As the title states I am edging sooo close to that elusive 12 week mark! Though I won't feel relaxed until my scan on Thursday and see bubba in there all happy and healthy!! At the moment I'm feeling confident that everything is ok..but still not 100%!!
Symptoms are all still here - massively tired, as in I struggle through each and every day to stay away, come home, nap for half an hour then am still tucked up in bed asleep by 9.30 (And for someone who is soo used to going to bed at like 11 this is crazy!!) I managed to make it til 10 last night as Peter was working late but the later I stay up the sicker I start to feel so it's just not worth it!!
I still have bouts of MS! I feel off pretty much all day and had another spewy moment last Friday which was good! I haven't felt this bad since about week 6 so it's comforting to know!!
Still haven't 'popped' or even filled out - but I think that has to do with the whole 'retroverted uterus' thing so when that flips forward it'll be a little bit more noticeable! I'm happy with not showing at the moment though! Scary to think I can almost start telling people! It's going to be so weird to not have this secret loomin above me when I talk to people other than my family/BFF's!!
The newest symptom of hormones though is the DREAMS!!! Man they are soooo weird! They spin me out every morning! One example is I had a dream with my nephew X who is just 3 and he looked exactly as he does in real life only he had this massive black beard! He's a cute little blondy so this was bizarre! No one else thought it was weird though!! So strange! I can barely remember others but they are just so weird and vivid!!
Last night though I had the most wonderful dream - I dreamt that I gave birth to a baby boy. But this boy was sooo tiny! I don't think I was full term - though he was healthy! Just so small! And at first I was disappointed that it was a boy, but then I realised this tiny, helpless, amazing little button of perfection was mine and fell in love! Then it just got weird coz I had plans for that night so went bowling and to the movies the same night as giving birth.... weird! But the baby part was just... lovely!! Now I figure this has 1 of 2 meanings...
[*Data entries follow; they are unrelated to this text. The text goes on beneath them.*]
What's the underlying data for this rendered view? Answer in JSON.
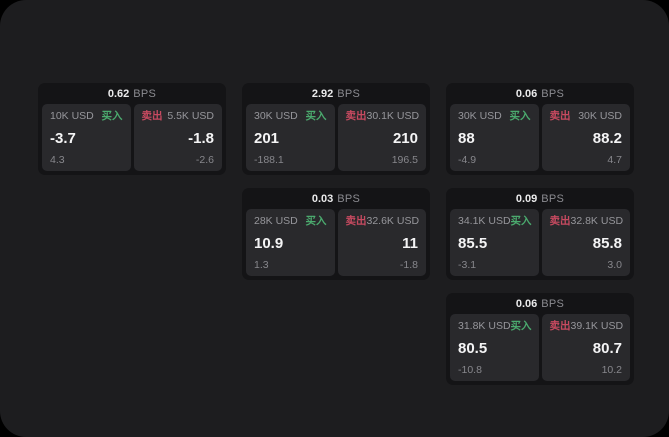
{
  "labels": {
    "bps_suffix": "BPS",
    "buy": "买入",
    "sell": "卖出"
  },
  "colors": {
    "background": "#000000",
    "panel": "#1d1d1f",
    "card": "#141416",
    "pane": "#29292c",
    "buy": "#4baa6e",
    "sell": "#c74a60",
    "value_text": "#f4f4f5",
    "muted_text": "#96969b"
  },
  "cards": [
    {
      "bps": "0.62",
      "col": 1,
      "row": 1,
      "buy": {
        "notional": "10K USD",
        "value": "-3.7",
        "delta": "4.3"
      },
      "sell": {
        "notional": "5.5K USD",
        "value": "-1.8",
        "delta": "-2.6"
      }
    },
    {
      "bps": "2.92",
      "col": 2,
      "row": 1,
      "buy": {
        "notional": "30K USD",
        "value": "201",
        "delta": "-188.1"
      },
      "sell": {
        "notional": "30.1K USD",
        "value": "210",
        "delta": "196.5"
      }
    },
    {
      "bps": "0.06",
      "col": 3,
      "row": 1,
      "buy": {
        "notional": "30K USD",
        "value": "88",
        "delta": "-4.9"
      },
      "sell": {
        "notional": "30K USD",
        "value": "88.2",
        "delta": "4.7"
      }
    },
    {
      "bps": "0.03",
      "col": 2,
      "row": 2,
      "buy": {
        "notional": "28K USD",
        "value": "10.9",
        "delta": "1.3"
      },
      "sell": {
        "notional": "32.6K USD",
        "value": "11",
        "delta": "-1.8"
      }
    },
    {
      "bps": "0.09",
      "col": 3,
      "row": 2,
      "buy": {
        "notional": "34.1K USD",
        "value": "85.5",
        "delta": "-3.1"
      },
      "sell": {
        "notional": "32.8K USD",
        "value": "85.8",
        "delta": "3.0"
      }
    },
    {
      "bps": "0.06",
      "col": 3,
      "row": 3,
      "buy": {
        "notional": "31.8K USD",
        "value": "80.5",
        "delta": "-10.8"
      },
      "sell": {
        "notional": "39.1K USD",
        "value": "80.7",
        "delta": "10.2"
      }
    }
  ]
}
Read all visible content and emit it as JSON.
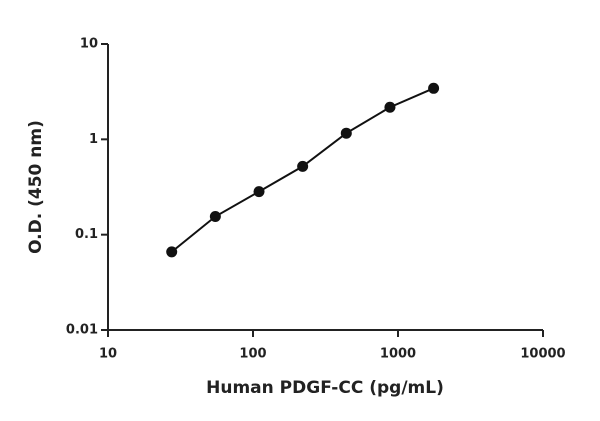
{
  "chart_data": {
    "type": "scatter",
    "line": true,
    "x_label": "Human PDGF-CC (pg/mL)",
    "y_label": "O.D. (450 nm)",
    "x": [
      27.5,
      55,
      110,
      220,
      440,
      880,
      1760
    ],
    "series": [
      {
        "color": "#111111",
        "values": [
          0.066,
          0.155,
          0.283,
          0.52,
          1.16,
          2.17,
          3.43
        ]
      }
    ],
    "xlim": [
      10,
      10000
    ],
    "xticks": [
      10,
      100,
      1000,
      10000
    ],
    "xscale": "log",
    "ylim": [
      0.01,
      10
    ],
    "yticks": [
      0.01,
      0.1,
      1,
      10
    ],
    "yscale": "log"
  }
}
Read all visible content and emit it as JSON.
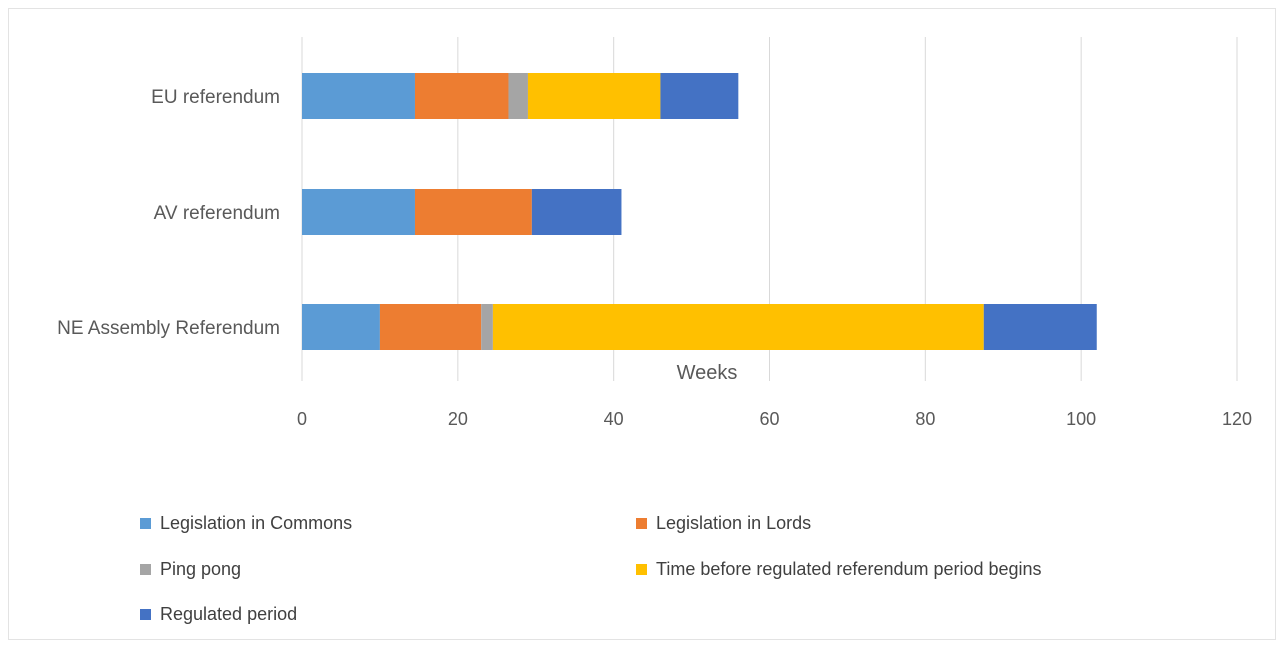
{
  "chart_data": {
    "type": "bar",
    "orientation": "horizontal",
    "stacked": true,
    "xlabel": "Weeks",
    "xlim": [
      0,
      120
    ],
    "xticks": [
      0,
      20,
      40,
      60,
      80,
      100,
      120
    ],
    "grid": true,
    "legend_position": "bottom",
    "categories": [
      "EU referendum",
      "AV referendum",
      "NE Assembly Referendum"
    ],
    "series": [
      {
        "name": "Legislation in Commons",
        "color": "#5b9bd5",
        "values": [
          14.5,
          14.5,
          10
        ]
      },
      {
        "name": "Legislation in Lords",
        "color": "#ed7d31",
        "values": [
          12,
          15,
          13
        ]
      },
      {
        "name": "Ping pong",
        "color": "#a5a5a5",
        "values": [
          2.5,
          0,
          1.5
        ]
      },
      {
        "name": "Time before regulated referendum period begins",
        "color": "#ffc000",
        "values": [
          17,
          0,
          63
        ]
      },
      {
        "name": "Regulated period",
        "color": "#4472c4",
        "values": [
          10,
          11.5,
          14.5
        ]
      }
    ]
  }
}
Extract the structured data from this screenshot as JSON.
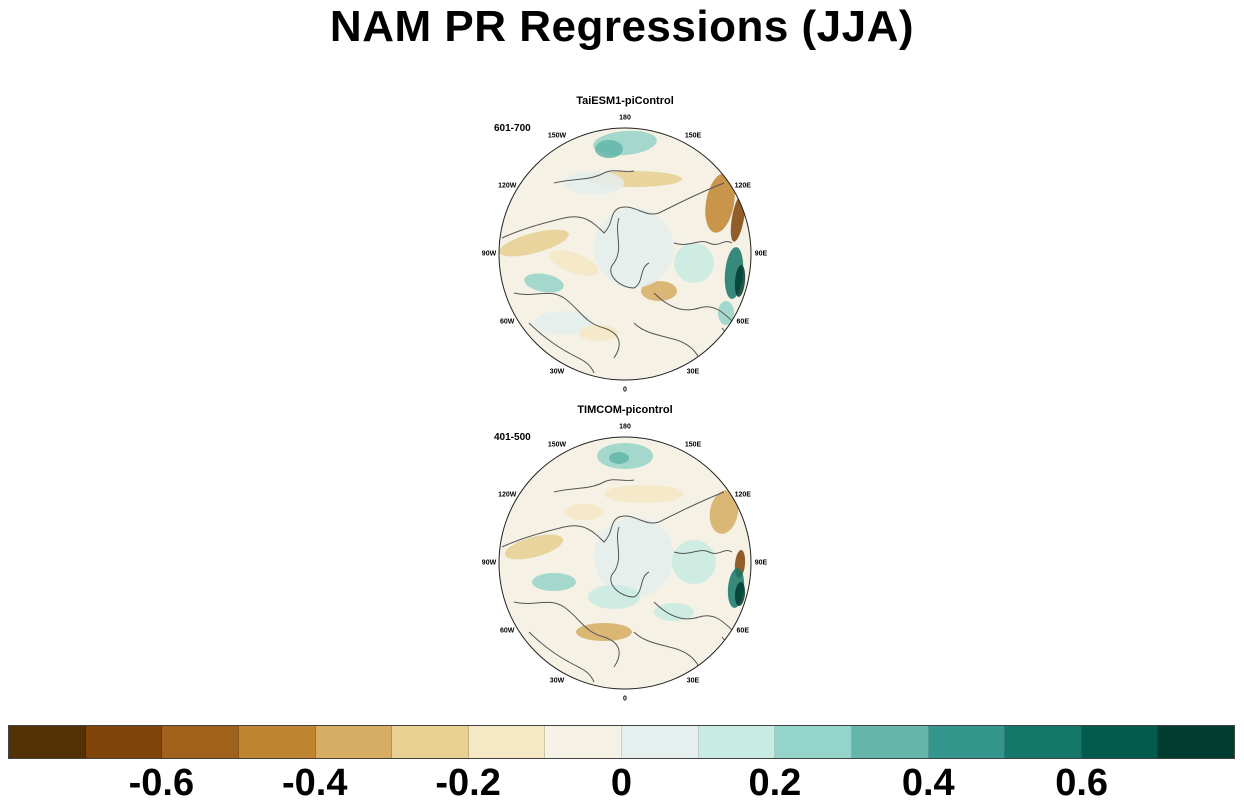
{
  "title": "NAM PR Regressions (JJA)",
  "panels": [
    {
      "title": "TaiESM1-piControl",
      "period": "601-700"
    },
    {
      "title": "TIMCOM-picontrol",
      "period": "401-500"
    }
  ],
  "longitude_labels": [
    "180",
    "150E",
    "120E",
    "90E",
    "60E",
    "30E",
    "0",
    "30W",
    "60W",
    "90W",
    "120W",
    "150W"
  ],
  "colorbar": {
    "colors": [
      "#543005",
      "#7f440a",
      "#a0621b",
      "#c0852f",
      "#d6ad63",
      "#e8cf92",
      "#f5e8c5",
      "#f5f1e5",
      "#e4efee",
      "#c8ebe3",
      "#95d4c8",
      "#63b6a9",
      "#34968c",
      "#147769",
      "#025b4c",
      "#003c30"
    ],
    "tick_labels": [
      "-0.6",
      "-0.4",
      "-0.2",
      "0",
      "0.2",
      "0.4",
      "0.6"
    ],
    "tick_values": [
      -0.6,
      -0.4,
      -0.2,
      0,
      0.2,
      0.4,
      0.6
    ],
    "min": -0.8,
    "max": 0.8
  }
}
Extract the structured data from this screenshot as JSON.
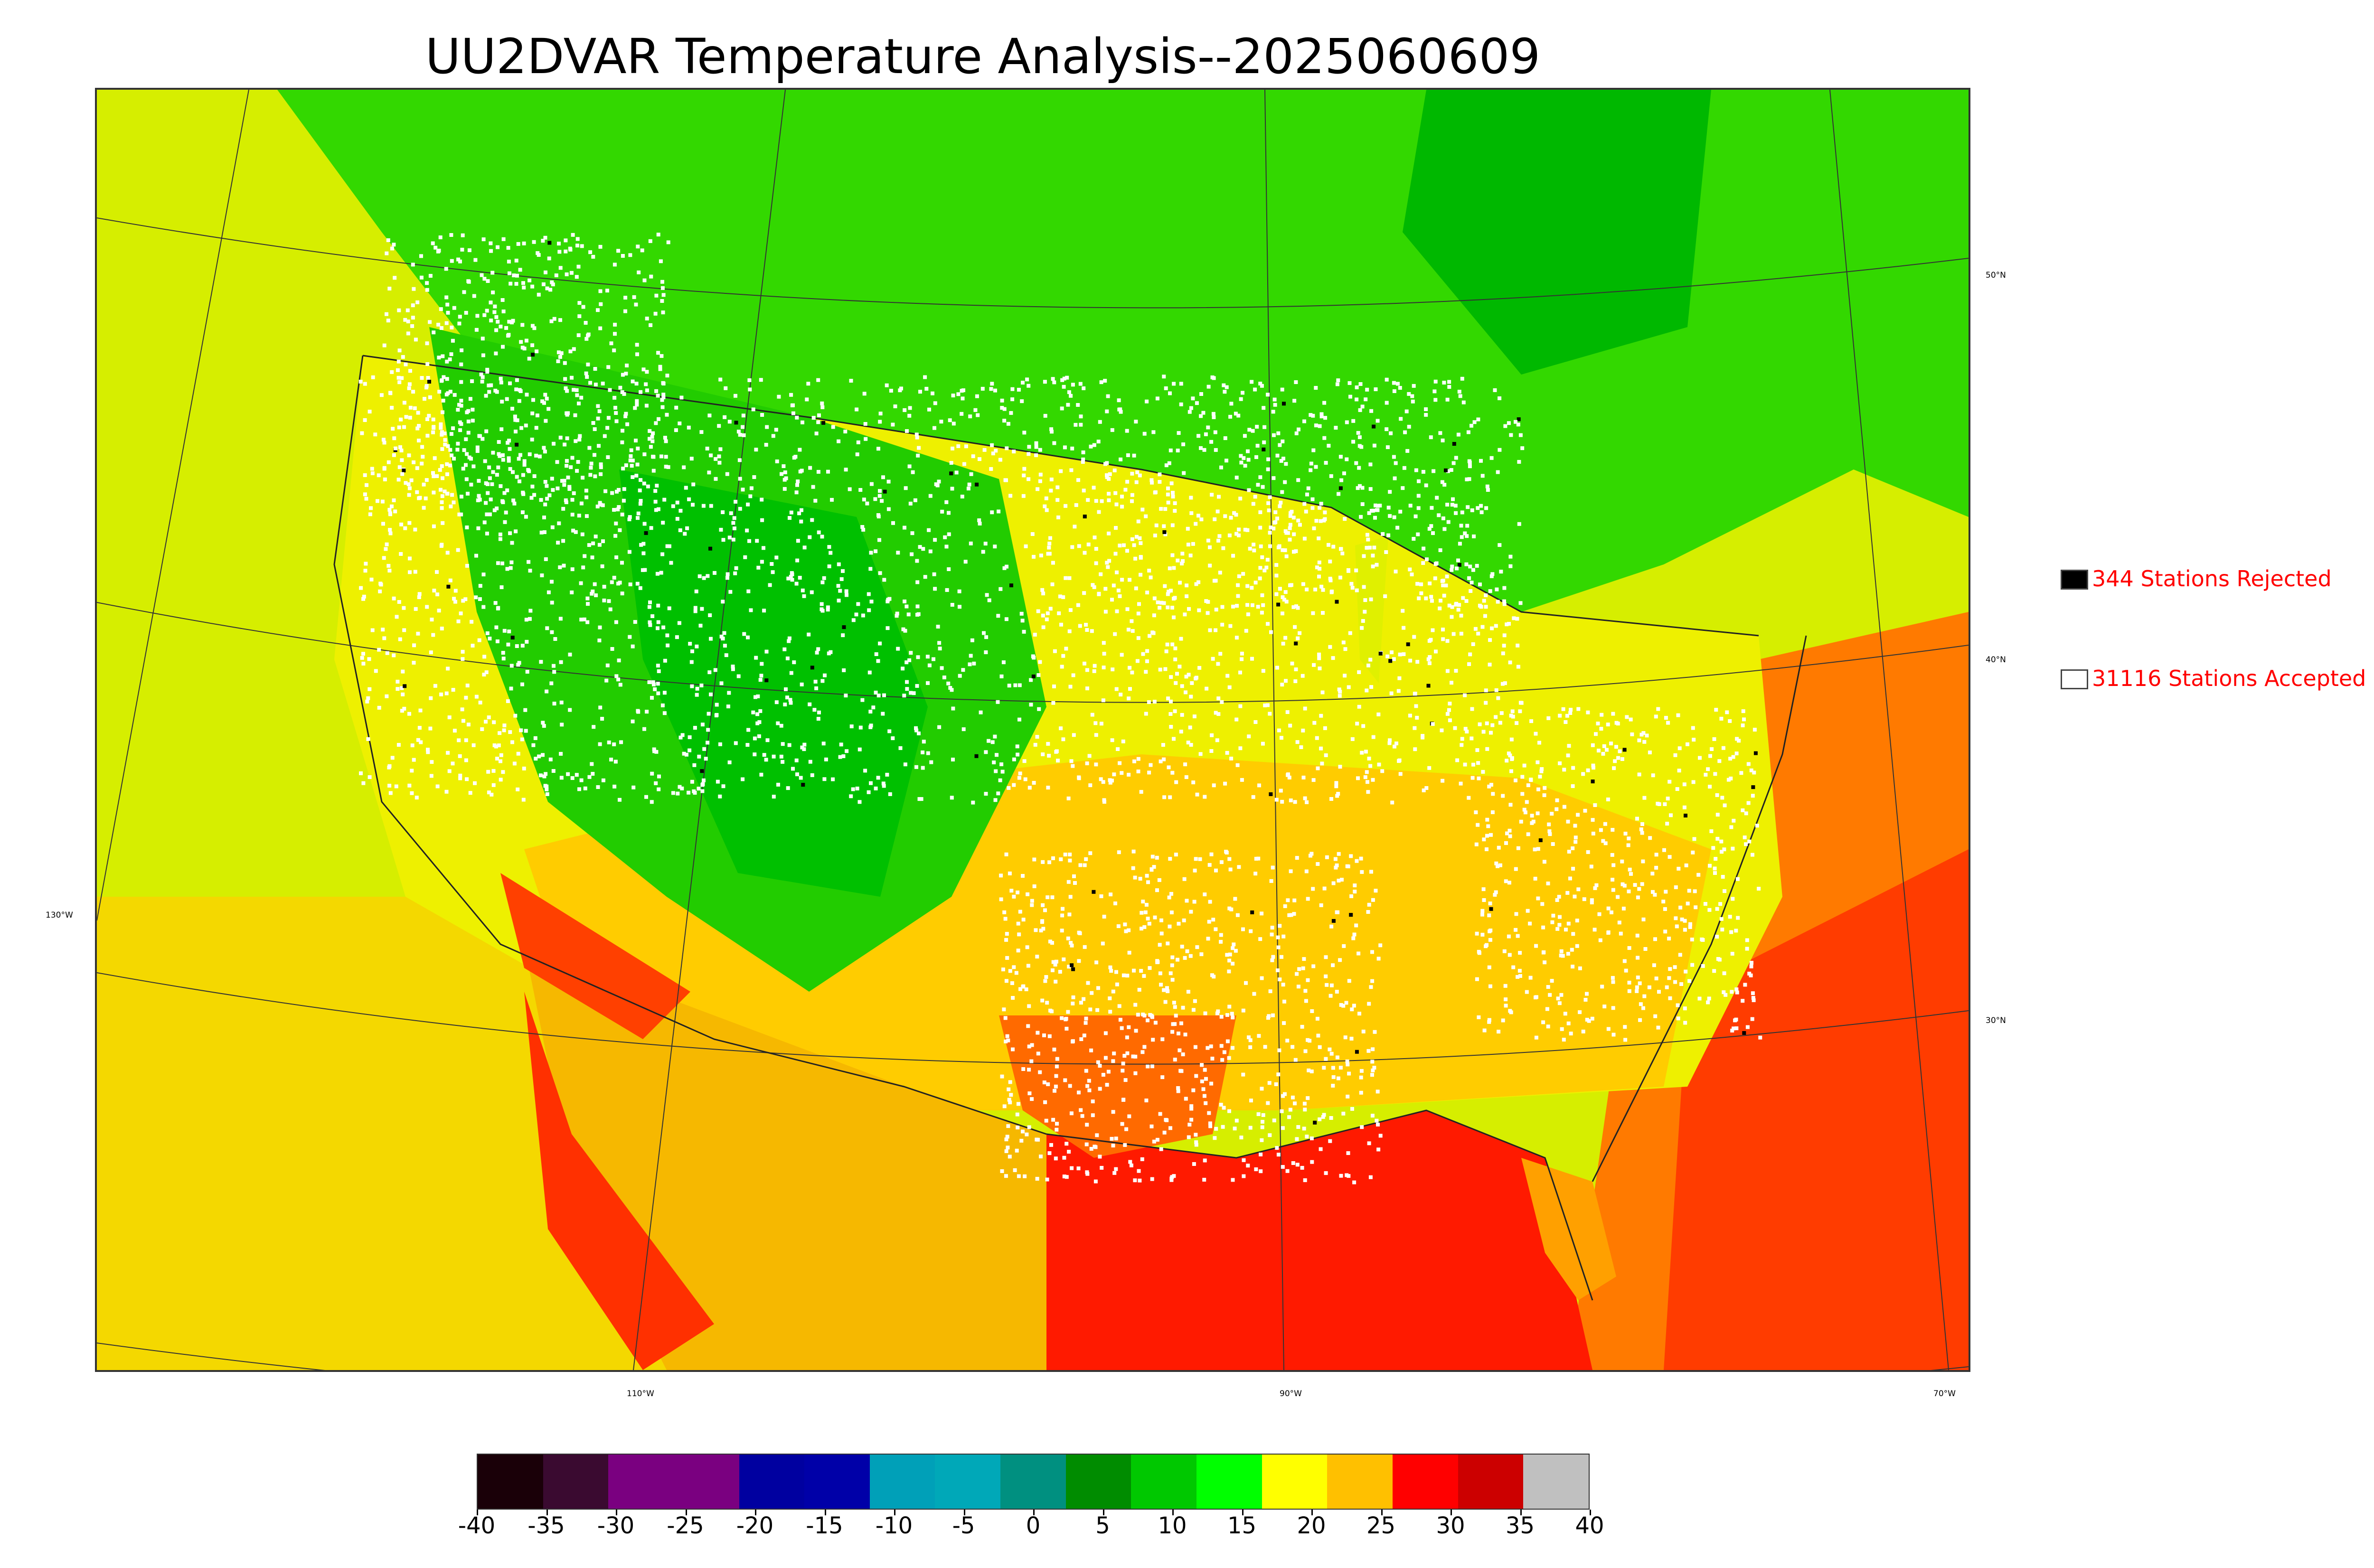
{
  "title": "UU2DVAR Temperature Analysis--2025060609",
  "legend": {
    "rejected": {
      "label": "344 Stations Rejected",
      "swatch_color": "#000000"
    },
    "accepted": {
      "label": "31116 Stations Accepted",
      "swatch_color": "#ffffff"
    }
  },
  "graticule": {
    "lon_labels": [
      "130°W",
      "110°W",
      "90°W",
      "70°W"
    ],
    "lat_labels": [
      "50°N",
      "40°N",
      "30°N"
    ]
  },
  "colorbar": {
    "tick_labels": [
      "-40",
      "-35",
      "-30",
      "-25",
      "-20",
      "-15",
      "-10",
      "-5",
      "0",
      "5",
      "10",
      "15",
      "20",
      "25",
      "30",
      "35",
      "40"
    ],
    "colors": [
      "#1a0008",
      "#3a0a30",
      "#7a0080",
      "#7a0080",
      "#0000a0",
      "#0000a8",
      "#00a0b8",
      "#00a8b8",
      "#009080",
      "#008c00",
      "#00c800",
      "#00ff00",
      "#ffff00",
      "#ffc000",
      "#ff0000",
      "#cc0000",
      "#c0c0c0"
    ]
  },
  "map": {
    "colors": {
      "ocean_pacific": "#d4f000",
      "canada": "#2dd800",
      "rockies": "#00c000",
      "plains": "#f4f000",
      "south": "#ffd000",
      "gulf": "#ff2000",
      "atlantic": "#ff6a00",
      "station_accepted": "#ffffff",
      "station_rejected": "#000000"
    }
  }
}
1) That this bubba in here is a boy...and just giving me the heads up (though we will be finding out). I know if I have a boy I will love it into a million pieces no less than I would a girl, though I just need the time to get my head around it. Selfish as that may be it's the truth! At the end of the day I just want a happy, healthy child!!
OR
2) The due date of my angel baby just passed Sunday/Monday (30th/31st May 2010) so maybe it was my angel baby in my dream and I did get to meet him after all. I never found out the gender as I was so early along and took comfort at the time the bubba hadn't made it past a cluster of cells yet! So that option saddened me but it was also a nice feeling too!
So time will tell what gender this little bubba will be but either way it was such a magical dream! I hope I get plenty more like that and less of the far too bizarro ones!!!